Defines a simple JSON grammar
At each step, identifies valid next tokens
Masks invalid tokens
Generates guaranteed-valid JSON

Run It

python tutorial/part3-inference/chapter11-spec-constraint/scripts/json_constraint_demo.py

Example Output

=== JSON Constraint Decoding Demo ===

Target schema:
{
  "name": <string>,
  "age": <number>,
  "active": <boolean>
}

Generation trace:

Step 1: State = START_OBJECT
  Valid tokens: ['{']
  Sampled: '{'

Step 2: State = EXPECT_KEY
  Valid tokens: ['"name"', '"age"', '"active"']
  Sampled: '"name"'

Step 3: State = EXPECT_COLON
  Valid tokens: [':']
  Sampled: ':'

Step 4: State = EXPECT_STRING
  Valid tokens: ['"', 'a'-'z', 'A'-'Z', ...]
  Sampled: '"Alice"'

...

Final output (guaranteed valid JSON):
{
  "name": "Alice",
  "age": 30,
  "active": true
}

The Technique

def constrained_generate(model, grammar):
    state = grammar.initial_state()
    output = []

    while not state.is_finished():
        # Get model's preferences
        logits = model.get_logits(output)

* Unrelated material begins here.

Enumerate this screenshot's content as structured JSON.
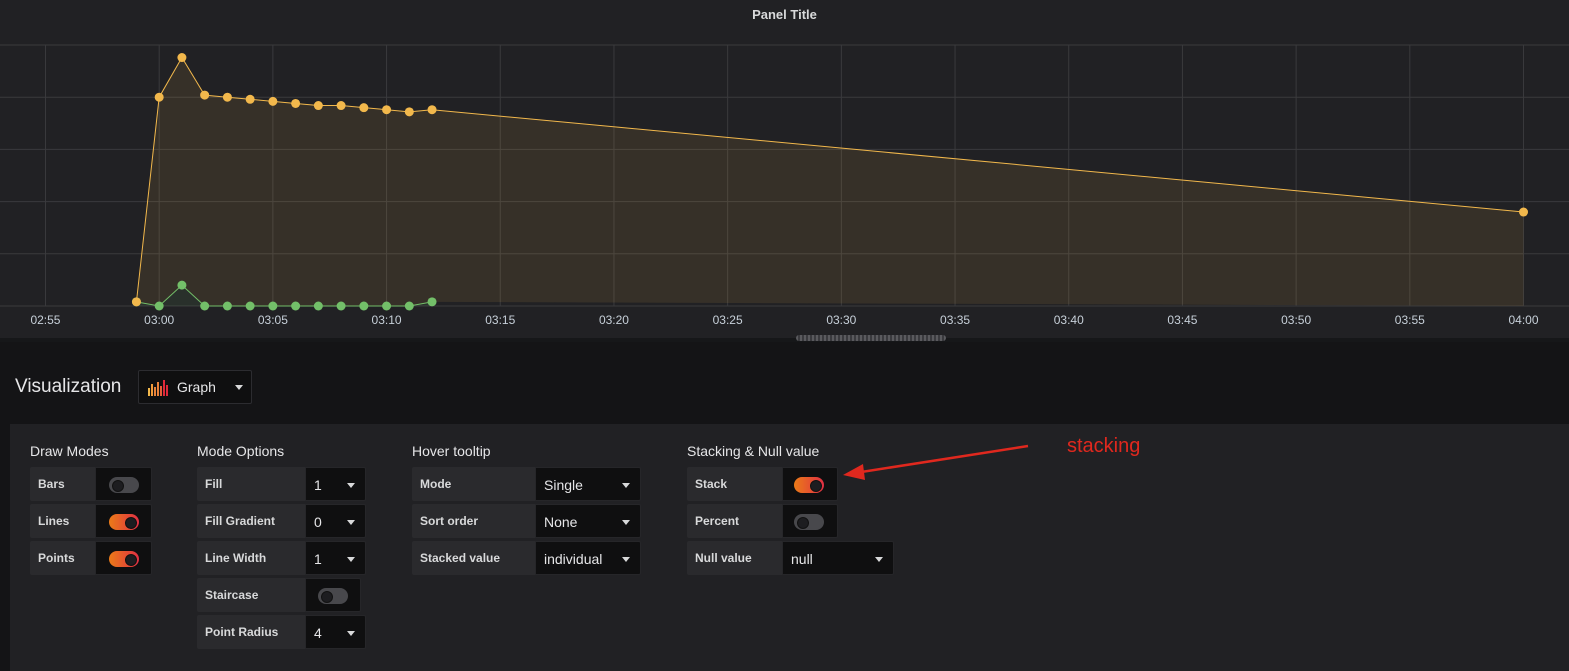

        # Mask invalid tokens
        valid_tokens = state.get_valid_tokens()
        for i in range(vocab_size):
            if i not in valid_tokens:
                logits[i] = float('-inf')

        # Sample from valid tokens only
        token = sample(logits)
        output.append(token)
        state = state.advance(token)

    return output

Why This Matters

Without constraints:

Model might output invalid JSON
Need retry logic
Unpredictable latency

With constraints:

Always valid output
Single generation attempt
Predictable behavior

Source Code

#!/usr/bin/env python3
"""
JSON Constraint Decoding Demonstration

This script demonstrates how constraint decoding ensures valid JSON output
by masking invalid tokens at each generation step.

Usage:
    python json_constraint_demo.py
"""

import argparse
import random
from dataclasses import dataclass
from enum import Enum, auto
from typing import List, Set, Optional


class JsonState(Enum):
    """States in simplified JSON grammar."""
    START = auto()           # Expecting { or [
    OBJECT_START = auto()    # Just saw {, expecting key or }
    OBJECT_KEY = auto()      # Expecting string key
    OBJECT_COLON = auto()    # Expecting :
    OBJECT_VALUE = auto()    # Expecting value
    OBJECT_COMMA = auto()    # Expecting , or }
    ARRAY_START = auto()     # Just saw [, expecting value or ]
    ARRAY_VALUE = auto()     # Expecting value
    ARRAY_COMMA = auto()     # Expecting , or ]
    STRING = auto()          # Inside a string
    NUMBER = auto()          # Inside a number
    DONE = auto()           # Finished


@dataclass
class Token:
    """Represents a vocabulary token."""
    id: int
    text: str
    is_valid: bool = True


class SimplifiedJsonGrammar:
    """
    Simplified JSON grammar for demonstration.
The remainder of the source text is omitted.